An investment of this magnitude must show a significant return in the near-to-long term for Disney to improve its profit and cash positions. According to the “Disney to Buy Marvel for $4 Billion” article in Businessweek, Disney acquires Marvel to “sell to teen boys, which has remained a lingering weakness for the company that sells tons of Hannah Montana clothes to preteen girls and Mickey and Minnie toys to younger children”. I strongly believe that Disney’s brand is powerful enough to generate positive associations from the teenage male segment, but there are opportunities to be more “stratelytical” with this approach.
The teenage male is more complex than the portrayal of Stifler in the first American Pie movie. There are various social, political, economic, technological and environmental factors that affect how teenage males interact with brands today versus ten or fifteen years ago.
This becomes more challenging for Disney as it has to make Marvel, a relatively established brand, relevant and appealing for today's teenage males.
Marvel starts toward the tail-end of the Great Depression and grows rapidly during the remainder of the 1930s and 1940s. The industry suffers a setback in the 1950s, but grows stronger in the 1960s as a new crop of popular characters appeal to the children of the baby boom. After another slump in the 1970s, Marvel rebounds in the 1980s, growing even larger and more popular. The company begins to diversify in the 1990s, as it seeks to reap full value from its stable of superheroes through licensing arrangements and other media outlets. Marvel counts among its characters such well-known properties as Spider-Man, the Fantastic Four, the Incredible Hulk, Thor, Iron Man, Captain America, the X-Men (notably Wolverine), and others. Most of Marvel's fictional characters operate in one single reality known as the Marvel Universe (Source of history: www.fundinguniverse.com)
Marvel achieves success during a time of economic recovery and post war boom. This makes sense as young adults growing up in that period seek inspiration and empowerment through creative, fictional representations of hope. Fast forward over sixty years later and Disney buys Marvel during the anemic recovery of the worst recession since the Great Depression. This is rather ironic. Before the integration team really huddles up to re-size and re-forecast the teenage male target market, it is imperative to start with secondary and primary qualitative research that addresses the following issues:
• Social, political, economic, technological and environmental concerns
• Current and future aspirations
• Core values and principles
• Importance of network (family, friends, peers, teachers, coaches)
• Engagement in after school activities
• Engagement in weekend activities
• Absorption of messages from multi-channel touchpoints
• Interactions with brands
This will provide the foundation of a target customer segmentation model. A significant sample presenting each of the segments can be tested via quantitative methods to understand brand relevance and purchase funnel factors. A conjoint study supplemented with a “superhero build” activity at a lab can be deployed later to help support animation, design and product experts who update existing Marvel characters. This activity may help create other Marvel characters that can be owned by Disney and licensed to other media outlets for an incremental stream of revenue.
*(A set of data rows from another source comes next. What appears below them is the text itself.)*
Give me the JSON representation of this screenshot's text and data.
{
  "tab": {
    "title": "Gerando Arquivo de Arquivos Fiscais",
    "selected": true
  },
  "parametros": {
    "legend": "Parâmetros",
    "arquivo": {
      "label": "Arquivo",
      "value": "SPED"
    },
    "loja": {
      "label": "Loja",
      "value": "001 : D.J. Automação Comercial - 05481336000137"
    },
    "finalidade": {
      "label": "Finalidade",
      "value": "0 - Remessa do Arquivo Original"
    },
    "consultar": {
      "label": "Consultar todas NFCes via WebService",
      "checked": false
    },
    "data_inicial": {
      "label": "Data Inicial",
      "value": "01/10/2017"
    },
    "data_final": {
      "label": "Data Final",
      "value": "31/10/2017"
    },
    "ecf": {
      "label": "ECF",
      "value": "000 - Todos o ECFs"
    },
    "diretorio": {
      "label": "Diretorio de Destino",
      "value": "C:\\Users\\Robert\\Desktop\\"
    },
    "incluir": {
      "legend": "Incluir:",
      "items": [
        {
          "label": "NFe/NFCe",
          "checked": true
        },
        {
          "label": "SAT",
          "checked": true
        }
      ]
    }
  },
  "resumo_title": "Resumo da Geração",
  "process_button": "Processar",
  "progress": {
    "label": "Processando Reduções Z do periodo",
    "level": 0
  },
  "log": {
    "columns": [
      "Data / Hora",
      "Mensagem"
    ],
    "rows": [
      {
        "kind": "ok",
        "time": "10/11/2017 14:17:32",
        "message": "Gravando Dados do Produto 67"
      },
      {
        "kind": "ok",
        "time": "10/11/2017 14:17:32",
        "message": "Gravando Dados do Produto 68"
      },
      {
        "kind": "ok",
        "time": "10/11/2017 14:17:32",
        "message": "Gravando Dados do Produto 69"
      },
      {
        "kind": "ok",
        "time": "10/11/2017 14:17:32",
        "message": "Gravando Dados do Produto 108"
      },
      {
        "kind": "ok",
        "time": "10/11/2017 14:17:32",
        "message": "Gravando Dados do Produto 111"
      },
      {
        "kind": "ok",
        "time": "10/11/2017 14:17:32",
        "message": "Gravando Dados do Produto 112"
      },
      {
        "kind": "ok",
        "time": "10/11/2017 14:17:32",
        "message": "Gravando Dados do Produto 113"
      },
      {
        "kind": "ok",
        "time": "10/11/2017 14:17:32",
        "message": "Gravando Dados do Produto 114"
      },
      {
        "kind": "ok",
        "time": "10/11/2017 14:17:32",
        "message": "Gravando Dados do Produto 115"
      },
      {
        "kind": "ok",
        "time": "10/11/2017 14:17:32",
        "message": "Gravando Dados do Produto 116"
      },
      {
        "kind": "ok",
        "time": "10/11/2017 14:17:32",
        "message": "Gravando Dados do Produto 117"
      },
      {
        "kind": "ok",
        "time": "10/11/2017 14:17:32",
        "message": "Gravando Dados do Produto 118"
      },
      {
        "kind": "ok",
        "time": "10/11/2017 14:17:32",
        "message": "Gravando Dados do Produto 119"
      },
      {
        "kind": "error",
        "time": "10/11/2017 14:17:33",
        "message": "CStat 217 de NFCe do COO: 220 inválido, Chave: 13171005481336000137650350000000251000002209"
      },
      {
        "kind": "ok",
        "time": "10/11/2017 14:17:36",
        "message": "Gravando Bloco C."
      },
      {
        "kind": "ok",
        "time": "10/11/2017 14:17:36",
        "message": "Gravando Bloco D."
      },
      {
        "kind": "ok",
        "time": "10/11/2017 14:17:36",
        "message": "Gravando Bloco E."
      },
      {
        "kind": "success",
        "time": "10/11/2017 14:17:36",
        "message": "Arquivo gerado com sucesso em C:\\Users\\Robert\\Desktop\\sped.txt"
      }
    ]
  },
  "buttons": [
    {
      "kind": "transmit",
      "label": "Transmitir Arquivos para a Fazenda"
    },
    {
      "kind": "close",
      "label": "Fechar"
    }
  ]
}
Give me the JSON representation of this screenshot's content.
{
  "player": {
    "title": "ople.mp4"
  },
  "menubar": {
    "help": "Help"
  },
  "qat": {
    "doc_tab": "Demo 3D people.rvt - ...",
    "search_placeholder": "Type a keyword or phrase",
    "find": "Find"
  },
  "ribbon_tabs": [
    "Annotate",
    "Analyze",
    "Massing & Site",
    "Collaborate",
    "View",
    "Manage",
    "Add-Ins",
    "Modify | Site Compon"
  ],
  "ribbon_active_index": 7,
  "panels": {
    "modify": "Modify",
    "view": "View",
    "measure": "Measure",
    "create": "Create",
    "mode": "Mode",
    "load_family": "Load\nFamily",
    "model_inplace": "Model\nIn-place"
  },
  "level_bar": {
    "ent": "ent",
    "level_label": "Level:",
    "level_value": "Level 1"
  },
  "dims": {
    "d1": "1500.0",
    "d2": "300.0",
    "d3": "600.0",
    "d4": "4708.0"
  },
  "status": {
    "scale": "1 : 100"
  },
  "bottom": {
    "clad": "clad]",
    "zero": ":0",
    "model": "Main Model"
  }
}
There is an extensive amount of diligence that is done before a business arrangement is announced by a company, but a $4 billion dollar investment will pay off when the operational units are aligned to execute customer-facing tactics that not only build the acquired brand, but make it relevant and appealing to its stakeholders. This first requires resource allocation in market research and customer segmentation activities to refine volume and revenue forecasts.